HB 329 also clarifies that a driver who is unable to safely yield the right of way must slow to at least 20 miles per hour less than the posted speed limit.

“But how do we ensure that this information gets to individuals, especially considering the consequences?” questioned Rep. Kendra Johnson, D-Brandywine Hundred. “I don’t want to hold you accountable for anything, if I have not properly educated you about what the rule is. So for a seasoned driver like myself, how would I learn?”

James Woznicki, Kent County executive director of the Delaware Volunteer Firemen Association, told Johnson there already are education initiatives about the move-over law in place.

”There are commercials on television, there’s some vehicles you’ll see on our roadways in the state of Delaware that advertise the move over law right on their vehicles as decals and placards, the fire police have pamphlets that they put out up and down the state and all the rest areas, the Safety Institute does nationwide education and training online, videos online, radio ads, so there’s an educational piece out there, of course,” Woznicki said.
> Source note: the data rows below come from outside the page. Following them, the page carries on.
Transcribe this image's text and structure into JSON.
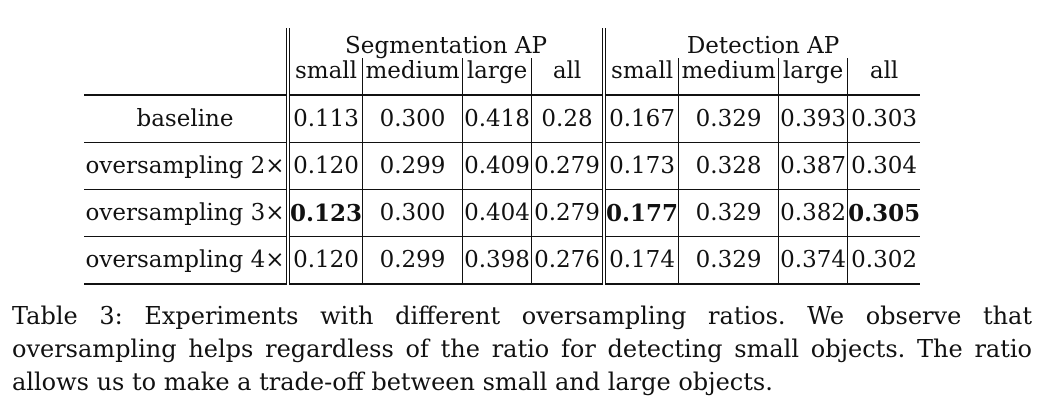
{
  "table": {
    "group_headers": [
      "Segmentation AP",
      "Detection AP"
    ],
    "columns": [
      "small",
      "medium",
      "large",
      "all",
      "small",
      "medium",
      "large",
      "all"
    ],
    "rows": [
      {
        "name": "baseline",
        "values": [
          "0.113",
          "0.300",
          "0.418",
          "0.28",
          "0.167",
          "0.329",
          "0.393",
          "0.303"
        ],
        "bold": [
          false,
          false,
          false,
          false,
          false,
          false,
          false,
          false
        ]
      },
      {
        "name": "oversampling 2×",
        "values": [
          "0.120",
          "0.299",
          "0.409",
          "0.279",
          "0.173",
          "0.328",
          "0.387",
          "0.304"
        ],
        "bold": [
          false,
          false,
          false,
          false,
          false,
          false,
          false,
          false
        ]
      },
      {
        "name": "oversampling 3×",
        "values": [
          "0.123",
          "0.300",
          "0.404",
          "0.279",
          "0.177",
          "0.329",
          "0.382",
          "0.305"
        ],
        "bold": [
          true,
          false,
          false,
          false,
          true,
          false,
          false,
          true
        ]
      },
      {
        "name": "oversampling 4×",
        "values": [
          "0.120",
          "0.299",
          "0.398",
          "0.276",
          "0.174",
          "0.329",
          "0.374",
          "0.302"
        ],
        "bold": [
          false,
          false,
          false,
          false,
          false,
          false,
          false,
          false
        ]
      }
    ]
  },
  "caption": "Table 3: Experiments with different oversampling ratios. We observe that oversampling helps regardless of the ratio for detecting small objects. The ratio allows us to make a trade-off between small and large objects."
}
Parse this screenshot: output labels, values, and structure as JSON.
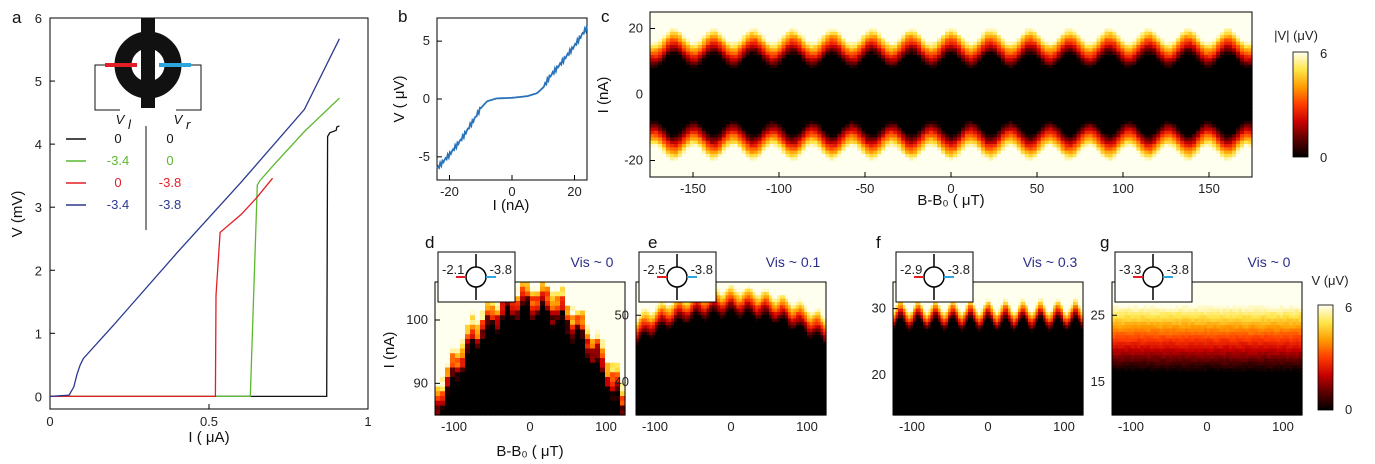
{
  "colors": {
    "blue_line": "#2b3a8f",
    "green_line": "#5cb82e",
    "red_line": "#e31e24",
    "black_line": "#111111",
    "b_curve": "#2a73b8",
    "lead_red": "#e31e24",
    "lead_blue": "#2aa7df",
    "vis_text": "#2b2e8a"
  },
  "colorbar": {
    "stops": [
      "#000000",
      "#5a0000",
      "#c80000",
      "#ff3c00",
      "#ff9c00",
      "#ffe64a",
      "#fffff0"
    ]
  },
  "chart_data": [
    {
      "id": "a",
      "panel_label": "a",
      "type": "line",
      "xlabel": "I ( μA)",
      "ylabel": "V (mV)",
      "xlim": [
        0,
        1
      ],
      "ylim": [
        -0.2,
        6
      ],
      "xticks": [
        "0",
        "0.5",
        "1"
      ],
      "yticks": [
        "0",
        "1",
        "2",
        "3",
        "4",
        "5",
        "6"
      ],
      "legend": {
        "header_left": "V",
        "header_left_sub": "l",
        "header_right": "V",
        "header_right_sub": "r",
        "rows": [
          {
            "vl": "0",
            "vr": "0",
            "color": "#111111"
          },
          {
            "vl": "-3.4",
            "vr": "0",
            "color": "#5cb82e"
          },
          {
            "vl": "0",
            "vr": "-3.8",
            "color": "#e31e24"
          },
          {
            "vl": "-3.4",
            "vr": "-3.8",
            "color": "#2b3a8f"
          }
        ]
      },
      "series": [
        {
          "color": "#111111",
          "x": [
            0,
            0.87,
            0.873,
            0.88,
            0.9,
            0.902,
            0.91
          ],
          "y": [
            0,
            0,
            4.12,
            4.18,
            4.22,
            4.27,
            4.29
          ]
        },
        {
          "color": "#5cb82e",
          "x": [
            0,
            0.63,
            0.652,
            0.66,
            0.7,
            0.8,
            0.91
          ],
          "y": [
            0,
            0,
            3.35,
            3.42,
            3.65,
            4.2,
            4.73
          ]
        },
        {
          "color": "#e31e24",
          "x": [
            0,
            0.52,
            0.522,
            0.535,
            0.6,
            0.65,
            0.7
          ],
          "y": [
            0,
            0,
            1.6,
            2.6,
            2.88,
            3.15,
            3.46
          ]
        },
        {
          "color": "#2b3a8f",
          "x": [
            0,
            0.06,
            0.075,
            0.085,
            0.095,
            0.105,
            0.2,
            0.4,
            0.6,
            0.8,
            0.91
          ],
          "y": [
            0,
            0.02,
            0.15,
            0.35,
            0.5,
            0.6,
            1.13,
            2.28,
            3.39,
            4.55,
            5.67
          ]
        }
      ]
    },
    {
      "id": "b",
      "panel_label": "b",
      "type": "line",
      "xlabel": "I (nA)",
      "ylabel": "V ( μV)",
      "xlim": [
        -24,
        24
      ],
      "ylim": [
        -7,
        7
      ],
      "xticks": [
        -20,
        0,
        20
      ],
      "yticks": [
        -5,
        0,
        5
      ],
      "series": [
        {
          "color": "#2a73b8",
          "x": [
            -24,
            -20,
            -16,
            -12,
            -10,
            -8,
            -5,
            0,
            5,
            8,
            10,
            12,
            16,
            20,
            24
          ],
          "y": [
            -6,
            -4.8,
            -3.4,
            -1.7,
            -0.8,
            -0.2,
            0.05,
            0.1,
            0.25,
            0.5,
            1.0,
            1.9,
            3.2,
            4.6,
            6.2
          ]
        }
      ]
    },
    {
      "id": "c",
      "panel_label": "c",
      "type": "heatmap",
      "xlabel": "B-B₀ ( μT)",
      "ylabel": "I (nA)",
      "xlim": [
        -175,
        175
      ],
      "ylim": [
        -25,
        25
      ],
      "xticks": [
        -150,
        -100,
        -50,
        0,
        50,
        100,
        150
      ],
      "yticks": [
        -20,
        0,
        20
      ],
      "colorbar_label": "|V| (μV)",
      "colorbar_ticks": [
        "0",
        "6"
      ],
      "oscillation_period_uT": 23
    },
    {
      "id": "d",
      "panel_label": "d",
      "type": "heatmap",
      "xlabel": "B-B₀ ( μT)",
      "ylabel": "I (nA)",
      "xlim": [
        -125,
        125
      ],
      "ylim": [
        85,
        106
      ],
      "xticks": [
        -100,
        0,
        100
      ],
      "yticks": [
        90,
        100
      ],
      "inset_left": "-2.1",
      "inset_right": "-3.8",
      "visibility": "Vis ~ 0"
    },
    {
      "id": "e",
      "panel_label": "e",
      "type": "heatmap",
      "xlabel": "",
      "ylabel": "",
      "xlim": [
        -125,
        125
      ],
      "ylim": [
        35,
        55
      ],
      "xticks": [
        -100,
        0,
        100
      ],
      "yticks": [
        40,
        50
      ],
      "inset_left": "-2.5",
      "inset_right": "-3.8",
      "visibility": "Vis ~ 0.1"
    },
    {
      "id": "f",
      "panel_label": "f",
      "type": "heatmap",
      "xlabel": "",
      "ylabel": "",
      "xlim": [
        -125,
        125
      ],
      "ylim": [
        14,
        34
      ],
      "xticks": [
        -100,
        0,
        100
      ],
      "yticks": [
        20,
        30
      ],
      "inset_left": "-2.9",
      "inset_right": "-3.8",
      "visibility": "Vis ~ 0.3"
    },
    {
      "id": "g",
      "panel_label": "g",
      "type": "heatmap",
      "xlabel": "",
      "ylabel": "",
      "xlim": [
        -125,
        125
      ],
      "ylim": [
        10,
        30
      ],
      "xticks": [
        -100,
        0,
        100
      ],
      "yticks": [
        15,
        25
      ],
      "inset_left": "-3.3",
      "inset_right": "-3.8",
      "visibility": "Vis ~ 0",
      "colorbar_label": "V (μV)",
      "colorbar_ticks": [
        "0",
        "6"
      ]
    }
  ]
}
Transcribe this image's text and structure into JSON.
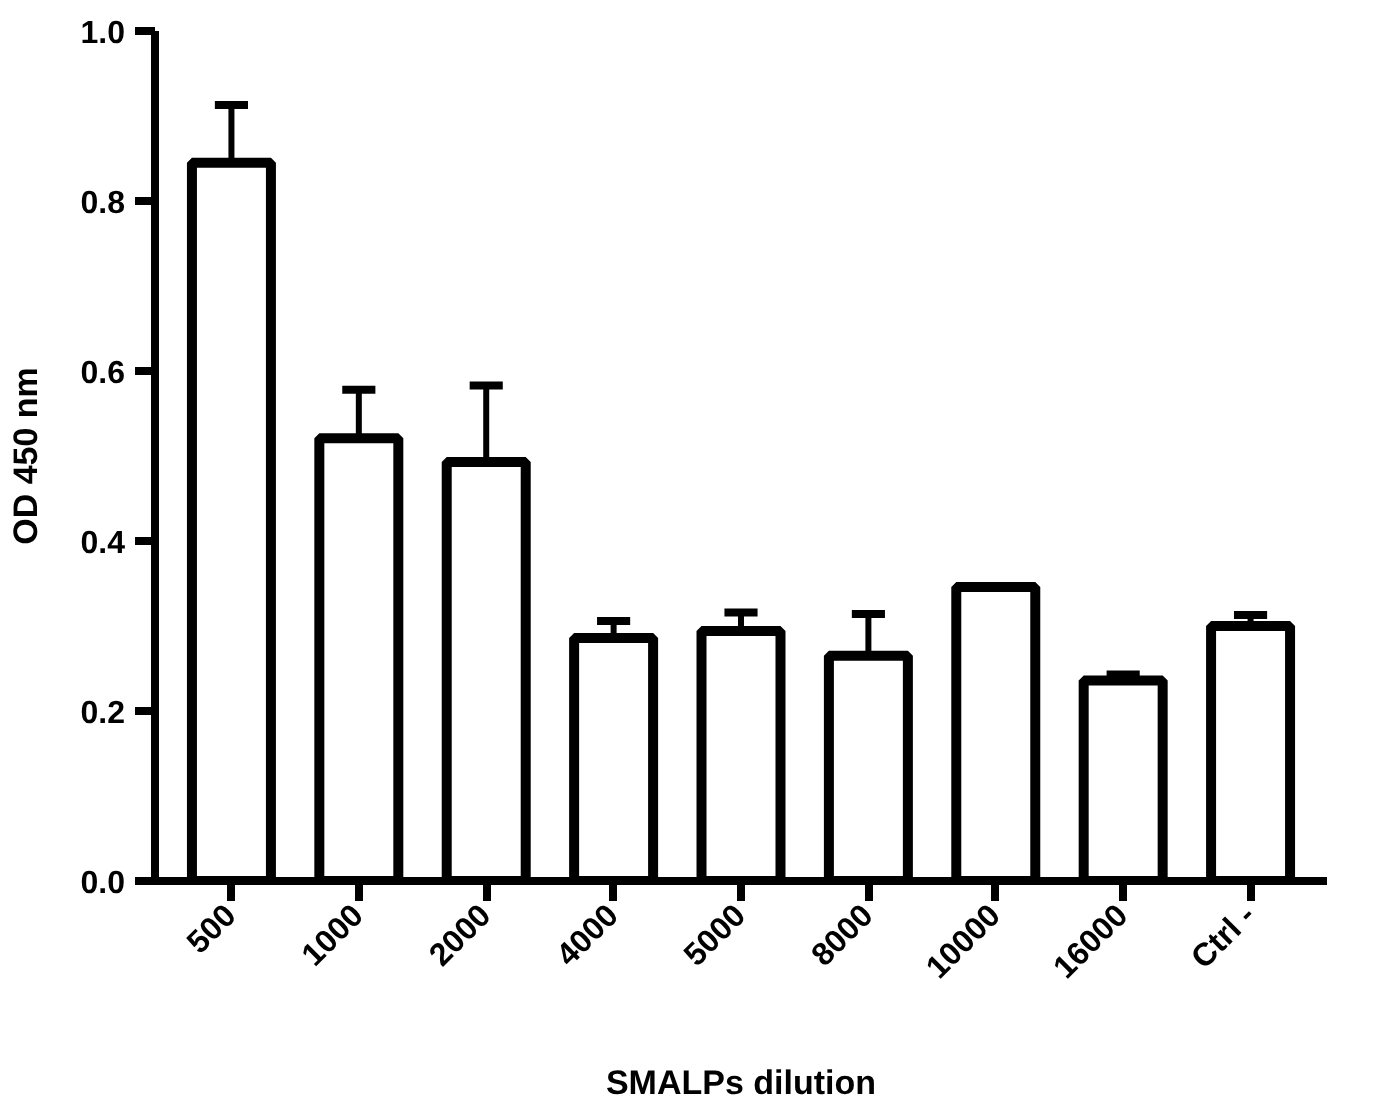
{
  "chart_data": {
    "type": "bar",
    "xlabel": "SMALPs dilution",
    "ylabel": "OD 450 nm",
    "categories": [
      "500",
      "1000",
      "2000",
      "4000",
      "5000",
      "8000",
      "10000",
      "16000",
      "Ctrl -"
    ],
    "values": [
      0.845,
      0.521,
      0.493,
      0.286,
      0.294,
      0.265,
      0.346,
      0.236,
      0.3
    ],
    "errors": [
      0.068,
      0.057,
      0.09,
      0.02,
      0.022,
      0.049,
      null,
      0.007,
      0.013
    ],
    "color": "#ffffff",
    "ylim": [
      0,
      1.0
    ],
    "yticks": [
      {
        "value": 0,
        "label": "0.0"
      },
      0.2,
      0.4,
      0.6,
      0.8,
      {
        "value": 1.0,
        "label": "1.0"
      }
    ],
    "grid": false
  }
}
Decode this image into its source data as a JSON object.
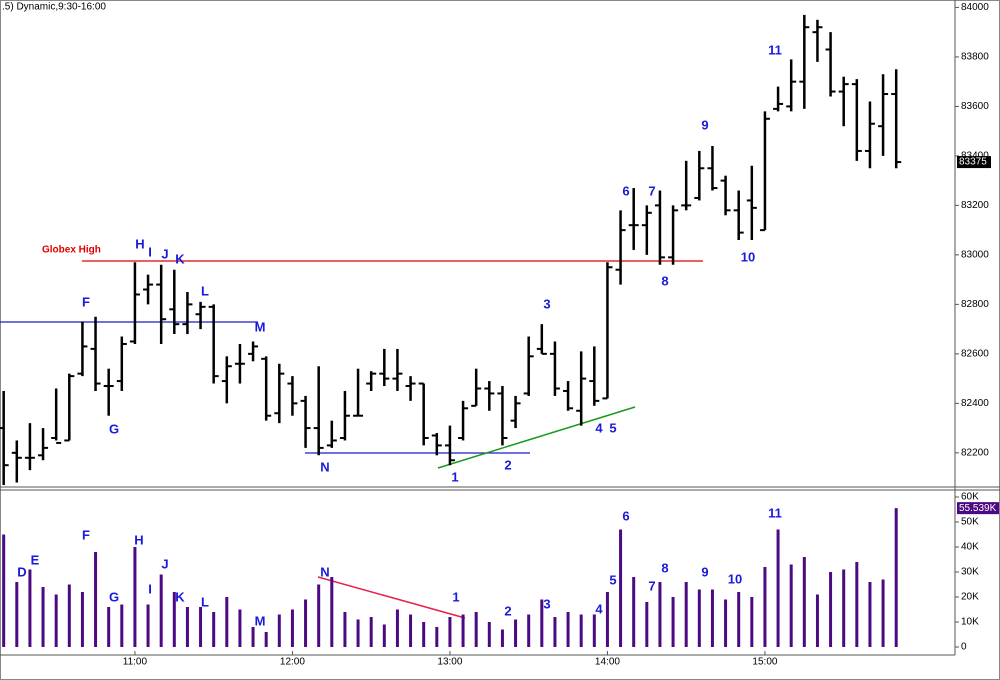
{
  "chart_data": [
    {
      "type": "ohlc",
      "title": ".5) Dynamic,9:30-16:00",
      "color": "#000000",
      "x": [
        610,
        615,
        620,
        625,
        630,
        635,
        640,
        645,
        650,
        655,
        660,
        665,
        670,
        675,
        680,
        685,
        690,
        695,
        700,
        705,
        710,
        715,
        720,
        725,
        730,
        735,
        740,
        745,
        750,
        755,
        760,
        765,
        770,
        775,
        780,
        785,
        790,
        795,
        800,
        805,
        810,
        815,
        820,
        825,
        830,
        835,
        840,
        845,
        850,
        855,
        860,
        865,
        870,
        875,
        880,
        885,
        890,
        895,
        900,
        905,
        910,
        915,
        920,
        925,
        930,
        935,
        940,
        945,
        950
      ],
      "open": [
        82300,
        82200,
        82180,
        82190,
        82260,
        82250,
        82520,
        82620,
        82470,
        82490,
        82650,
        82860,
        82880,
        82780,
        82720,
        82760,
        82790,
        82490,
        82560,
        82600,
        82580,
        82360,
        82480,
        82410,
        82300,
        82230,
        82260,
        82350,
        82480,
        82520,
        82500,
        82470,
        82480,
        82270,
        82230,
        82260,
        82390,
        82460,
        82440,
        82330,
        82440,
        82620,
        82600,
        82450,
        82370,
        82490,
        82420,
        82940,
        83120,
        83120,
        83200,
        82990,
        83200,
        83230,
        83350,
        83300,
        83180,
        83220,
        83100,
        83590,
        83600,
        83700,
        83900,
        83830,
        83660,
        83690,
        83420,
        83520,
        83650
      ],
      "high": [
        82450,
        82250,
        82320,
        82300,
        82460,
        82520,
        82730,
        82750,
        82540,
        82670,
        82970,
        82920,
        82960,
        82940,
        82850,
        82810,
        82800,
        82590,
        82640,
        82650,
        82590,
        82560,
        82510,
        82430,
        82550,
        82330,
        82450,
        82540,
        82530,
        82620,
        82620,
        82510,
        82480,
        82280,
        82310,
        82410,
        82540,
        82490,
        82470,
        82430,
        82670,
        82720,
        82650,
        82490,
        82610,
        82630,
        82970,
        83180,
        83270,
        83200,
        83260,
        83200,
        83380,
        83420,
        83440,
        83320,
        83260,
        83360,
        83580,
        83680,
        83790,
        83970,
        83950,
        83900,
        83720,
        83710,
        83620,
        83730,
        83750
      ],
      "low": [
        82070,
        82080,
        82130,
        82170,
        82250,
        82250,
        82510,
        82450,
        82350,
        82450,
        82640,
        82800,
        82640,
        82680,
        82680,
        82700,
        82480,
        82400,
        82480,
        82570,
        82330,
        82320,
        82350,
        82220,
        82190,
        82220,
        82250,
        82350,
        82450,
        82470,
        82450,
        82410,
        82230,
        82190,
        82150,
        82250,
        82390,
        82370,
        82230,
        82300,
        82430,
        82600,
        82430,
        82370,
        82310,
        82390,
        82420,
        82880,
        83020,
        83000,
        82960,
        82960,
        83180,
        83220,
        83260,
        83160,
        83060,
        83060,
        83100,
        83580,
        83580,
        83590,
        83780,
        83640,
        83520,
        83380,
        83350,
        83400,
        83350
      ],
      "close": [
        82150,
        82180,
        82180,
        82220,
        82240,
        82510,
        82630,
        82480,
        82470,
        82640,
        82840,
        82880,
        82740,
        82720,
        82800,
        82790,
        82510,
        82550,
        82560,
        82630,
        82350,
        82520,
        82400,
        82300,
        82220,
        82250,
        82350,
        82350,
        82520,
        82500,
        82520,
        82480,
        82260,
        82230,
        82170,
        82380,
        82460,
        82440,
        82260,
        82400,
        82590,
        82600,
        82460,
        82380,
        82500,
        82410,
        82950,
        83100,
        83120,
        83170,
        82990,
        83180,
        83200,
        83350,
        83270,
        83180,
        83090,
        83190,
        83550,
        83610,
        83700,
        83920,
        83920,
        83660,
        83690,
        83420,
        83530,
        83650,
        83375
      ],
      "last": 83375,
      "xlim": [
        608.6,
        972.4
      ],
      "ylim": [
        82070,
        84030
      ],
      "yticks": [
        84000,
        83800,
        83600,
        83400,
        83200,
        83000,
        82800,
        82600,
        82400,
        82200
      ],
      "reference_label": "Globex High",
      "annotations": [
        "F",
        "G",
        "H",
        "I",
        "J",
        "K",
        "L",
        "M",
        "N",
        "1",
        "2",
        "3",
        "4",
        "5",
        "6",
        "7",
        "8",
        "9",
        "10",
        "11"
      ]
    },
    {
      "type": "bar",
      "color": "#4b0a82",
      "x": [
        610,
        615,
        620,
        625,
        630,
        635,
        640,
        645,
        650,
        655,
        660,
        665,
        670,
        675,
        680,
        685,
        690,
        695,
        700,
        705,
        710,
        715,
        720,
        725,
        730,
        735,
        740,
        745,
        750,
        755,
        760,
        765,
        770,
        775,
        780,
        785,
        790,
        795,
        800,
        805,
        810,
        815,
        820,
        825,
        830,
        835,
        840,
        845,
        850,
        855,
        860,
        865,
        870,
        875,
        880,
        885,
        890,
        895,
        900,
        905,
        910,
        915,
        920,
        925,
        930,
        935,
        940,
        945,
        950
      ],
      "values": [
        45,
        26,
        31,
        24,
        21,
        25,
        22,
        38,
        16,
        17,
        40,
        17,
        29,
        22,
        16,
        16,
        14,
        20,
        15,
        8,
        6,
        13,
        15,
        19,
        25,
        28,
        14,
        11,
        12,
        9,
        15,
        13,
        10,
        8,
        12,
        13,
        14,
        10,
        7,
        11,
        13,
        19,
        12,
        14,
        13,
        13,
        22,
        47,
        28,
        18,
        26,
        20,
        26,
        23,
        23,
        19,
        22,
        20,
        32,
        47,
        33,
        36,
        21,
        30,
        31,
        34,
        26,
        27,
        55.539
      ],
      "last": {
        "value": 55.539,
        "label": "55.539K"
      },
      "xlim": [
        608.6,
        972.4
      ],
      "ylim": [
        0,
        62.8
      ],
      "xticks": [
        {
          "value": 660,
          "label": "11:00"
        },
        {
          "value": 720,
          "label": "12:00"
        },
        {
          "value": 780,
          "label": "13:00"
        },
        {
          "value": 840,
          "label": "14:00"
        },
        {
          "value": 900,
          "label": "15:00"
        }
      ],
      "yticks": [
        {
          "value": 60,
          "label": "60K"
        },
        {
          "value": 50,
          "label": "50K"
        },
        {
          "value": 40,
          "label": "40K"
        },
        {
          "value": 30,
          "label": "30K"
        },
        {
          "value": 20,
          "label": "20K"
        },
        {
          "value": 10,
          "label": "10K"
        },
        0
      ],
      "annotations": [
        "D",
        "E",
        "F",
        "G",
        "H",
        "I",
        "J",
        "K",
        "L",
        "M",
        "N",
        "1",
        "2",
        "3",
        "4",
        "5",
        "6",
        "7",
        "8",
        "9",
        "10",
        "11"
      ]
    }
  ]
}
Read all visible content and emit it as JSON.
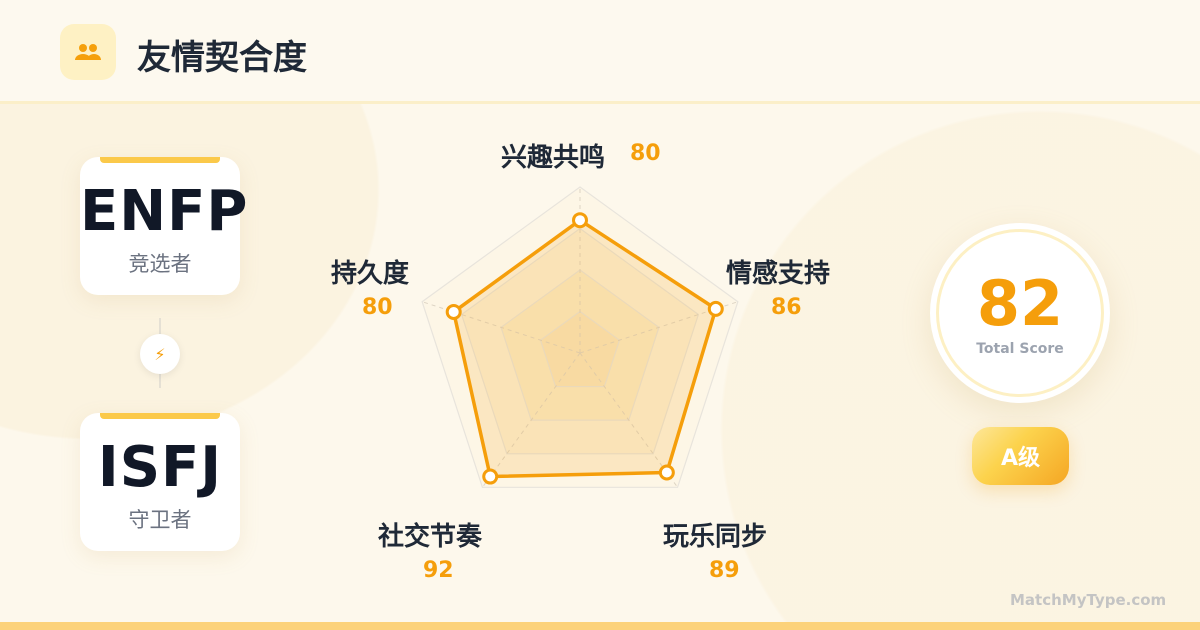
{
  "header": {
    "title": "友情契合度",
    "icon": "people-icon"
  },
  "types": [
    {
      "code": "ENFP",
      "name": "竞选者"
    },
    {
      "code": "ISFJ",
      "name": "守卫者"
    }
  ],
  "connector_icon": "lightning-icon",
  "chart_data": {
    "type": "radar",
    "axes": [
      "兴趣共鸣",
      "情感支持",
      "玩乐同步",
      "社交节奏",
      "持久度"
    ],
    "values": [
      80,
      86,
      89,
      92,
      80
    ],
    "range": [
      0,
      100
    ],
    "rings": 4,
    "color": "#f59e0b"
  },
  "score": {
    "value": "82",
    "label": "Total Score",
    "grade": "A级"
  },
  "brand": "MatchMyType.com",
  "colors": {
    "accent": "#f59e0b",
    "background": "#fdf8ec"
  }
}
Hilovsky said too many motorists flout the law, drive inattentively and put others at unacceptable risk.

“This bill makes an appropriate, dramatic statement that I think will get their attention,” he said.

RELATED STORY: Delaware won’t have a presidential primary this year

Mary Anne Edwards with the DE Campaign to End Debtors Prison said the bill does nothing to increase enforcement. 

“This just simply won’t work,” she said. “National studies in the United States Department of Justice report: ‘The certainty of being caught is a vastly more powerful deterrent than the punishment.’”

She pointed out that first offenders could potentially pay about $800 once fees are attached.

“It’ll have a devastating financial impact for many, even most, people,” she said. “The U.S. Federal Reserve reports that 40% of Americans can’t afford an unexpected $400 expense.”

Lynne Kielhorn, also with Debtors Prison campaign, reiterated that increasing fines is not appropriate.

“Doing more public service announcements and other ways of informing the public and reminding them that they need to slow down and be safe would be more effective,” Kielhorn said.

The bill passed on a vote of 8 on its merits, meaning the committee members stopped short of endorsing it, but thought it had enough merit to go before the full House.